Fats, sugars, and… proteins! The two main protein sources in cookies are flour and eggs. Flour provides the protein gluten, which binds ingredients together and provides chewiness. Different types of flour have different gluten content, with cake flour on the low end of the scale and bread flour at the high end. Eggs, or more specifically the egg yolk, also provide binding proteins. The higher the protein content (from gluten and eggs or egg yolks) in cookie dough, the less it will spread, as the proteins reassemble and latch onto each other into a new solid framework. No matter how much protein you have, high amounts of fat and sugar will get in the way of the proteins finding each other, and the cookie setting. Reducing amounts of fat and sugar in the recipe helps cookies set more quickly- the proteins can find each other faster!

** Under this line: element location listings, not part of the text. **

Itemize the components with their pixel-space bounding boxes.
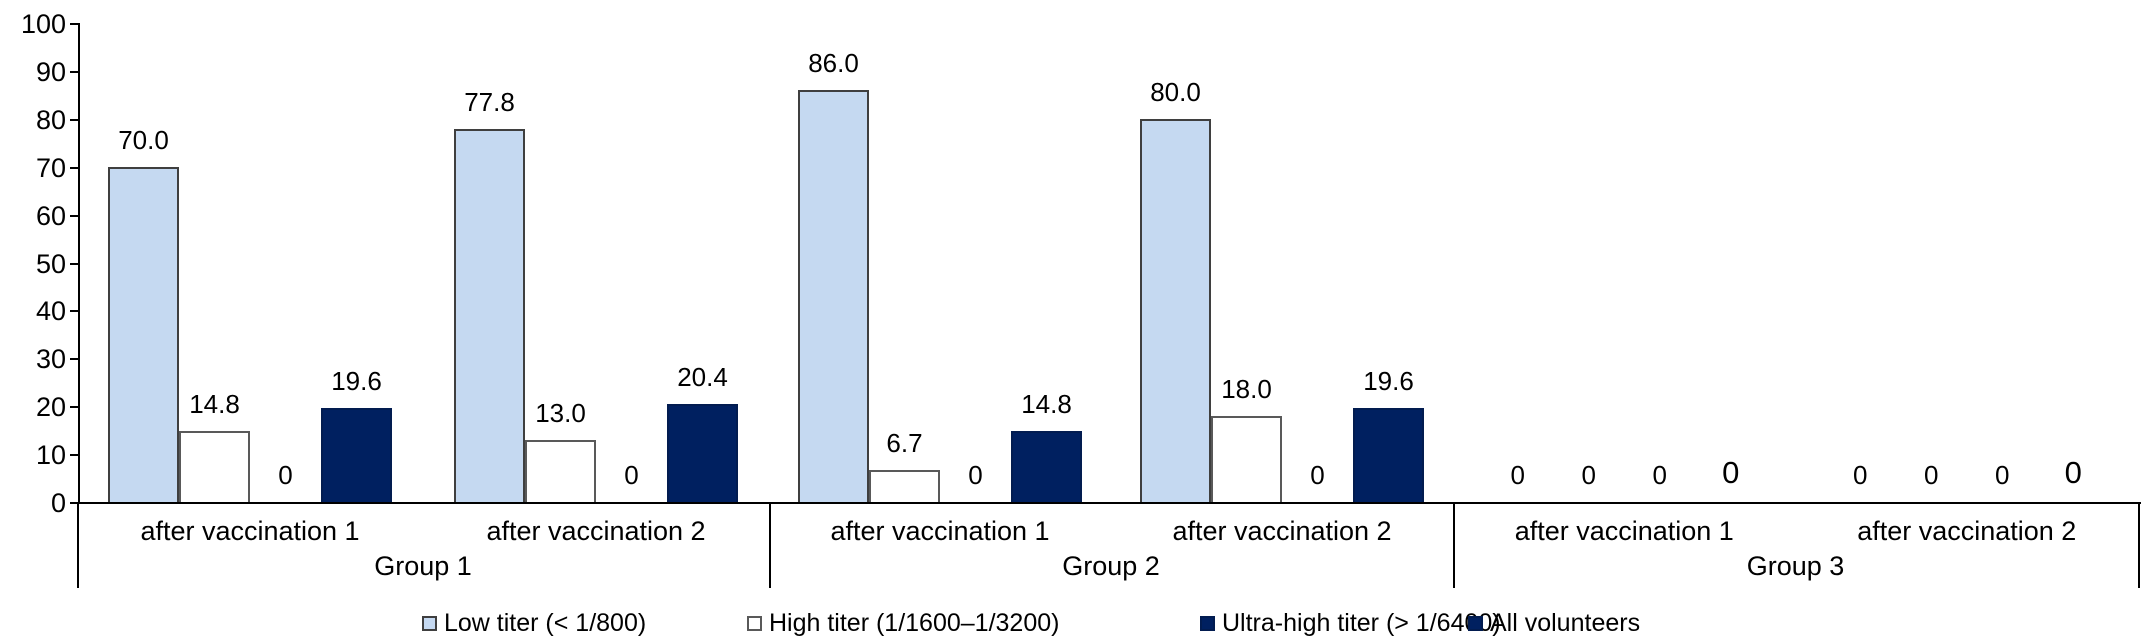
legend-label: Low titer (< 1/800) bbox=[444, 608, 647, 637]
legend-swatch-icon bbox=[422, 615, 437, 631]
bar-value-label: 77.8 bbox=[464, 87, 515, 118]
y-axis-tick bbox=[70, 263, 78, 265]
y-axis-tick bbox=[70, 23, 78, 25]
y-axis-tick bbox=[70, 71, 78, 73]
bar-value-label: 18.0 bbox=[1221, 373, 1272, 404]
legend-swatch-icon bbox=[1200, 615, 1215, 631]
bar-value-label: 0 bbox=[1510, 460, 1525, 490]
y-axis-tick bbox=[70, 502, 78, 504]
bar-value-label: 14.8 bbox=[1021, 389, 1072, 420]
x-axis-subcategory-label: after vaccination 2 bbox=[1857, 516, 2077, 546]
bar-value-label: 0 bbox=[1995, 460, 2010, 490]
bar-value-label: 0 bbox=[968, 460, 983, 490]
bar-low-titer bbox=[798, 90, 869, 502]
y-tick-label: 30 bbox=[35, 344, 66, 374]
y-tick-label: 50 bbox=[35, 249, 66, 279]
y-axis-tick bbox=[70, 406, 78, 408]
bar-value-label: 6.7 bbox=[886, 427, 923, 458]
legend-item: All volunteers bbox=[1468, 608, 1640, 638]
bar-high-titer bbox=[869, 469, 940, 502]
group-separator bbox=[2138, 502, 2140, 588]
y-axis-tick bbox=[70, 454, 78, 456]
bar-value-label: 19.6 bbox=[1363, 366, 1414, 397]
x-axis-group-label: Group 1 bbox=[374, 551, 472, 581]
y-tick-label: 100 bbox=[20, 9, 66, 39]
x-axis-subcategory-label: after vaccination 2 bbox=[486, 516, 706, 546]
bar-value-label: 0 bbox=[1924, 460, 1939, 490]
y-tick-label: 60 bbox=[35, 201, 66, 231]
y-tick-label: 0 bbox=[50, 488, 66, 518]
x-axis-subcategory-label: after vaccination 2 bbox=[1172, 516, 1392, 546]
y-axis-tick bbox=[70, 167, 78, 169]
bar-all-volunteers bbox=[1011, 431, 1082, 502]
bar-value-label: 13.0 bbox=[535, 397, 586, 428]
bar-value-label: 0 bbox=[1581, 460, 1596, 490]
group-separator bbox=[1453, 502, 1455, 588]
legend-item: Low titer (< 1/800) bbox=[422, 608, 646, 638]
y-tick-label: 70 bbox=[35, 153, 66, 183]
bar-all-volunteers bbox=[321, 408, 392, 502]
y-axis-tick bbox=[70, 119, 78, 121]
bar-high-titer bbox=[1211, 415, 1282, 502]
y-tick-label: 20 bbox=[35, 392, 66, 422]
bar-low-titer bbox=[454, 129, 525, 502]
bar-low-titer bbox=[108, 166, 179, 502]
legend-label: High titer (1/1600–1/3200) bbox=[769, 608, 1060, 637]
legend-swatch-icon bbox=[747, 615, 762, 631]
y-axis bbox=[78, 23, 80, 504]
x-axis bbox=[70, 502, 2141, 504]
bar-value-label: 86.0 bbox=[808, 48, 859, 79]
bar-high-titer bbox=[179, 431, 250, 502]
y-tick-label: 80 bbox=[35, 105, 66, 135]
bar-value-label: 0 bbox=[624, 460, 639, 490]
bar-all-volunteers bbox=[667, 404, 738, 502]
x-axis-subcategory-label: after vaccination 1 bbox=[140, 516, 360, 546]
y-tick-label: 10 bbox=[35, 440, 66, 470]
x-axis-group-label: Group 2 bbox=[1062, 551, 1160, 581]
y-axis-tick bbox=[70, 215, 78, 217]
y-tick-label: 90 bbox=[35, 57, 66, 87]
legend-label: All volunteers bbox=[1490, 608, 1641, 637]
legend-item: High titer (1/1600–1/3200) bbox=[747, 608, 1059, 638]
bar-all-volunteers bbox=[1353, 408, 1424, 502]
bar-value-label: 70.0 bbox=[118, 124, 169, 155]
bar-value-label: 0 bbox=[1722, 455, 1740, 490]
bar-low-titer bbox=[1140, 118, 1211, 502]
bar-value-label: 0 bbox=[2064, 455, 2082, 490]
legend-label: Ultra-high titer (> 1/6400) bbox=[1222, 608, 1501, 637]
bar-value-label: 19.6 bbox=[331, 366, 382, 397]
legend-item: Ultra-high titer (> 1/6400) bbox=[1200, 608, 1501, 638]
bar-value-label: 0 bbox=[278, 460, 293, 490]
bar-value-label: 20.4 bbox=[677, 362, 728, 393]
x-axis-subcategory-label: after vaccination 1 bbox=[1514, 516, 1734, 546]
bar-value-label: 0 bbox=[1652, 460, 1667, 490]
bar-value-label: 80.0 bbox=[1150, 76, 1201, 107]
bar-value-label: 0 bbox=[1853, 460, 1868, 490]
legend-swatch-icon bbox=[1468, 615, 1483, 631]
group-separator bbox=[769, 502, 771, 588]
y-axis-tick bbox=[70, 358, 78, 360]
y-axis-tick bbox=[70, 310, 78, 312]
x-axis-subcategory-label: after vaccination 1 bbox=[830, 516, 1050, 546]
bar-value-label: 0 bbox=[1310, 460, 1325, 490]
bar-value-label: 14.8 bbox=[189, 389, 240, 420]
y-tick-label: 40 bbox=[35, 296, 66, 326]
group-separator bbox=[77, 502, 79, 588]
bar-high-titer bbox=[525, 439, 596, 502]
x-axis-group-label: Group 3 bbox=[1746, 551, 1845, 581]
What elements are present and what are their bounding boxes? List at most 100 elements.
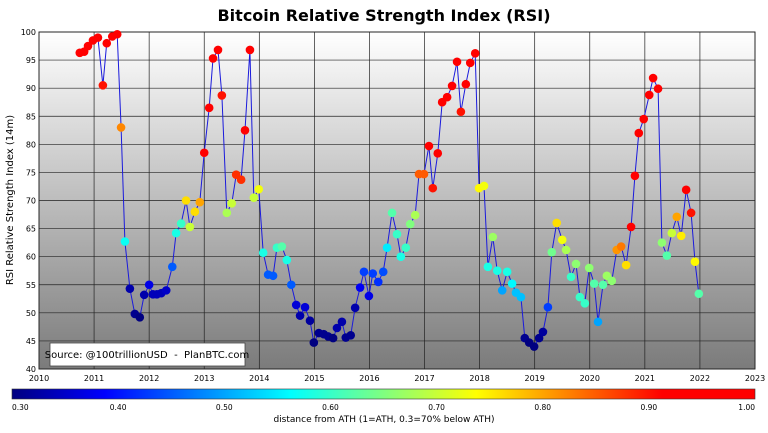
rsi-point xyxy=(167,262,177,272)
rsi-point xyxy=(368,269,378,278)
rsi-point xyxy=(621,260,631,270)
rsi-point xyxy=(286,280,296,290)
rsi-point xyxy=(580,298,590,308)
rsi-point xyxy=(442,92,452,102)
y-tick-label: 45 xyxy=(26,337,36,346)
rsi-point xyxy=(195,197,205,207)
rsi-point xyxy=(571,259,581,269)
rsi-point xyxy=(364,291,374,301)
rsi-point xyxy=(492,266,502,276)
colorbar xyxy=(11,388,756,400)
x-tick-label: 2016 xyxy=(359,374,379,383)
y-tick-label: 90 xyxy=(26,84,36,93)
rsi-point xyxy=(373,277,383,287)
rsi-point xyxy=(392,229,402,239)
rsi-point xyxy=(410,210,420,220)
rsi-point xyxy=(382,243,392,252)
y-tick-label: 60 xyxy=(26,253,36,262)
rsi-point xyxy=(589,279,599,288)
rsi-point xyxy=(598,280,608,290)
rsi-point xyxy=(144,280,154,290)
rsi-point xyxy=(634,128,644,138)
rsi-point xyxy=(497,286,507,295)
x-tick-label: 2023 xyxy=(745,374,765,383)
x-tick-label: 2022 xyxy=(690,374,710,383)
y-axis-label: RSI Relative Strength Index (14m) xyxy=(5,115,16,285)
y-axis-ticks: 40 45 50 55 60 65 70 75 80 85 90 95 100 xyxy=(21,28,36,374)
rsi-point xyxy=(447,81,457,91)
colorbar-tick-label: 0.60 xyxy=(322,403,339,412)
rsi-point xyxy=(626,222,636,232)
rsi-point xyxy=(125,284,135,293)
rsi-point xyxy=(139,290,149,300)
rsi-point xyxy=(245,45,255,55)
colorbar-ticks: 0.30 0.40 0.50 0.60 0.70 0.80 0.90 1.00 xyxy=(12,403,755,412)
rsi-point xyxy=(199,148,209,158)
rsi-point xyxy=(277,242,287,251)
rsi-point xyxy=(690,257,700,267)
rsi-point xyxy=(190,207,200,217)
rsi-point xyxy=(470,49,480,58)
rsi-point xyxy=(667,228,677,238)
rsi-point xyxy=(516,292,526,302)
rsi-point xyxy=(268,271,278,281)
rsi-point xyxy=(644,90,654,100)
colorbar-tick-label: 0.50 xyxy=(216,403,233,412)
rsi-point xyxy=(616,242,626,251)
rsi-point xyxy=(240,125,250,135)
rsi-point xyxy=(309,338,319,347)
rsi-point xyxy=(424,141,434,151)
x-tick-label: 2010 xyxy=(29,374,49,383)
rsi-point xyxy=(236,175,246,185)
rsi-point xyxy=(305,316,315,325)
x-tick-label: 2021 xyxy=(635,374,655,383)
rsi-point xyxy=(98,81,108,90)
rsi-point xyxy=(378,267,388,277)
rsi-point xyxy=(93,33,103,42)
rsi-point xyxy=(359,267,369,277)
rsi-point xyxy=(204,103,214,113)
rsi-point xyxy=(538,327,548,337)
rsi-point xyxy=(557,235,567,245)
rsi-point xyxy=(534,333,544,343)
rsi-point xyxy=(529,342,539,351)
source-annotation: Source: @100trillionUSD - PlanBTC.com xyxy=(45,350,249,361)
rsi-point xyxy=(258,248,268,258)
rsi-point xyxy=(552,218,562,228)
rsi-point xyxy=(419,169,429,179)
rsi-point xyxy=(607,276,617,286)
x-tick-label: 2013 xyxy=(194,374,214,383)
rsi-point xyxy=(483,262,493,272)
x-tick-label: 2015 xyxy=(304,374,324,383)
rsi-point xyxy=(543,302,553,312)
rsi-point xyxy=(653,84,663,94)
x-tick-label: 2014 xyxy=(249,374,269,383)
rsi-point xyxy=(120,237,130,246)
rsi-point xyxy=(694,289,704,299)
x-tick-label: 2017 xyxy=(414,374,434,383)
rsi-point xyxy=(461,79,471,89)
rsi-point xyxy=(575,292,585,302)
rsi-point xyxy=(208,54,218,63)
x-tick-label: 2019 xyxy=(525,374,545,383)
rsi-point xyxy=(507,279,517,288)
y-tick-label: 65 xyxy=(26,225,36,234)
rsi-point xyxy=(547,247,557,257)
rsi-point xyxy=(332,323,342,333)
x-tick-label: 2020 xyxy=(580,374,600,383)
rsi-point xyxy=(639,114,649,124)
rsi-point xyxy=(222,208,232,218)
rsi-point xyxy=(479,181,489,191)
rsi-point xyxy=(346,331,356,340)
rsi-point xyxy=(116,123,126,132)
rsi-point xyxy=(396,252,406,261)
rsi-point xyxy=(561,245,571,255)
rsi-point xyxy=(433,149,443,158)
rsi-point xyxy=(295,311,305,320)
y-tick-label: 80 xyxy=(26,140,36,149)
colorbar-label: distance from ATH (1=ATH, 0.3=70% below … xyxy=(273,415,494,425)
rsi-line xyxy=(79,33,700,348)
rsi-point xyxy=(300,302,310,312)
rsi-point xyxy=(185,222,195,232)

The last key ingredient in cookies is… air. How much air is incorporated into the dough affects the final density and the crispiness of the cookie. Liquid fats can’t trap as much air into the dough as solid fats can, especially when the recipe calls for softened butter to be creamed with the sugar, incorporating even more air. When cooked, this air steams up and creates air pockets in the cookies as they set. Without the air, the cookies end up much more dense. Butter and margarine also contain a fair amount of water, which, once it evaporates off as steam, leaves air pockets and a crispy cookie. Egg whites, which are approximately ninety percent water, and only ten percent protein, also add air pockets as their water evaporates, along with some extra protein. Beating them before adding adds even more air, resulting in cookies of the crispy and not-so-dense variety.
Salivating for a rich, moist, chewy, thick, dense cookie? Pull out the brown sugar and melt the butter or use vegetable oil. Find the bread flour, maybe add an extra egg or egg yolk. Don’t use very much of the sugar or fat. Or would you rather a crispy, crunchy, thin, not-so-dense cookie? Go for the solid fats and whip them up with lots of air and sugar. Get some cake flour, and add an egg white beyond what the recipe calls for.
Of course, rarely do all of the stars line up and you have several cups of both brown sugar and bread flour in your pantry, in addition to remembering to melt the butter. But now you know why cookie recipes say to cream the butter and the sugar, why they often call for some white sugar and some brown sugar, and why the number of eggs varies with every recipe. You’ve always wondered, right? Now you can be your own potions master, and whenever you’re hankering for the perfect cookie, you know how to make it. And you’ll know why it works.